Chicago’s lineup is forecast to be worth 16.5 fWAR, which would give the team a total of 77-78 wins. This certainly places the team in a tier below the Cardinals and the Brewers, but on top of the pitching acquisitions, the team also brought in Nick Madrigal from the Craig Kimbrel trade and then signed Clint Frazier and Yan Gomes to provide depth. At the deadline it looked like the Cubs would provide some easy victories in 2022, but they have added plenty of talent since then.
The Reds are projected to have the second best pitching staff in the division (20.1 fWAR), despite losing Wade Miley. The lineup looks a little less rosy with a projection of just 16.3 fWAR. This makes it worse than each of the above teams.
The Reds and Cubs have taken opposite paths. The Cubs were gutted at the deadline and have since added talent to be more competitive. The Reds had a strong team that won 83 games and was in the thick of the Wild Card race for a while, but since the season ended, they have lost Nick Castellanos, Michael Lorenzen, the aforementioned Wade Miley, and Tucker Barnhart.
In total, the team is projected for 83-84 wins. If they hadn’t lost some key players, that projection could very easily have increased to the point of competing with the Cardinals and the Brewers at the top of the division. Since they seem to be in money saving mode, it is unlikely that they will make any significant acquisitions after the lockout.
I guess a preview of the NL Central needs to include a preview of the Pirates, so I’ll keep it short. It would a surprise if the Pirates finished anywhere but last place, especially since the Cubs have not gone into full blown rebuild mode. Still, this is actually a super interesting team. The Pirates will feature Oneil Cruz, Ke’Bryan Hayes, Bryan Reynolds, and Travis Swaggerty. There are also some other interesting prospects nearing their MLB debuts.
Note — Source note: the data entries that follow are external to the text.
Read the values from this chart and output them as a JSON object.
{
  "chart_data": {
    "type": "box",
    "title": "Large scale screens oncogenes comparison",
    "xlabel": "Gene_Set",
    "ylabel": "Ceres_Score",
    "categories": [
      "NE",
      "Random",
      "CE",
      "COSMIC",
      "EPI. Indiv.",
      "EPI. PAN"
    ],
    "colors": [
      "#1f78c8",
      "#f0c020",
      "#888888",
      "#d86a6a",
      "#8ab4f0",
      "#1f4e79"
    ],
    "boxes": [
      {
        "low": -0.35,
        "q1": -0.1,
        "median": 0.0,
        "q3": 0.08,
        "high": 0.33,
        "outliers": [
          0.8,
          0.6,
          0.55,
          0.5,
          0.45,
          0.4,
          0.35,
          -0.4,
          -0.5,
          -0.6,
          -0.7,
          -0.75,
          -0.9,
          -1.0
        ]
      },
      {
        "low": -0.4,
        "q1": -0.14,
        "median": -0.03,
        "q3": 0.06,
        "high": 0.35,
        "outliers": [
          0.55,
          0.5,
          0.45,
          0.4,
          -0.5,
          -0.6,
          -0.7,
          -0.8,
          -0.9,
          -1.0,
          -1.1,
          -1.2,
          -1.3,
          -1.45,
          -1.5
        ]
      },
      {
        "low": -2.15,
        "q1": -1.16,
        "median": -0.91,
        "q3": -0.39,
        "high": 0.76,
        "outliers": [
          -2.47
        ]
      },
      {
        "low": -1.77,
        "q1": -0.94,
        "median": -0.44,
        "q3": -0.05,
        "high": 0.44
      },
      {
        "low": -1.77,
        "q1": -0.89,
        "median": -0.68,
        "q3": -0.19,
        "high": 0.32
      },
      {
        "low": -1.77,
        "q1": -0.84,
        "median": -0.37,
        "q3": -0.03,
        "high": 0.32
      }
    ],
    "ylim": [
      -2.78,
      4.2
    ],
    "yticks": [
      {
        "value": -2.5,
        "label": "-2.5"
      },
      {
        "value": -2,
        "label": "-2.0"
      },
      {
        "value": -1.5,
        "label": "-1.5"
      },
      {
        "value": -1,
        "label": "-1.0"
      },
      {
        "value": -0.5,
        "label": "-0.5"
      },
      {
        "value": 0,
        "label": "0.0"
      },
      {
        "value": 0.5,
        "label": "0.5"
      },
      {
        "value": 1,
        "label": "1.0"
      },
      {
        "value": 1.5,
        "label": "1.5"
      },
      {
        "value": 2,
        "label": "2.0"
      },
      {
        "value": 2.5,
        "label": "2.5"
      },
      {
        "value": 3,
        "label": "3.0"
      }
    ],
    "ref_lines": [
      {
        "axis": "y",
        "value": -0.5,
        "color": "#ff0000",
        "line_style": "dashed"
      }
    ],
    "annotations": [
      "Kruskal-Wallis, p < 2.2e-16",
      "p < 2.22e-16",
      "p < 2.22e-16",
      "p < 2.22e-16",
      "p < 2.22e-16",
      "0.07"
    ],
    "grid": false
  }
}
On the pitching staff, 22-year-old Roansy Contreras is one to watch after he practically skipped Triple-A to make his MLB debut last year. In 12 Double-A starts, Contreras had a 34.9% strikeout rate while also filling up the zone (5.5% walk rate). This led to him tallying a 2.74 FIP and 2.65 ERA. He may not start the year in Pittsburgh, but he will certainly see time at the major league level. When he does, he will be a fun pitcher to watch.
2022 may be a season of losing for the Pirates, but at the very least it will be interesting.
How Will the Division Shape Up?
Projections aren’t everything, but the Cardinals and the Brewers are clear favorites in the division. This could be the chance for the Cardinals to re-assert their dominance in the central. The team won three straight divisional crowns from 2013-2015, but since then, St. Louis has won the division just one time (2019). Since 2016, the Cubs and Brewers have won five of the six division titles. With the Cubs entering a rebuild, and the Cardinals having a strong lineup and a healthy pitching staff, this could be the year that the team is able to reach the top of the Central again. It’s tough to bet against the Brewers’ pitching staff but the two teams should be neck and neck all year. It may come down to which team is the healthiest, which team has the strongest depth, or how well Oli Marmol handles personnel decisions.
It is unlikely that any team in the division makes any more key signings, but if they do then the divisional picture might change. At this point, it looks like the Brewers and the Cardinals will make the playoffs and compete for the division while the Reds will finish in third with the Cubs not too far behind. Pittsburgh should again come in last, but they will have a fun team to watch.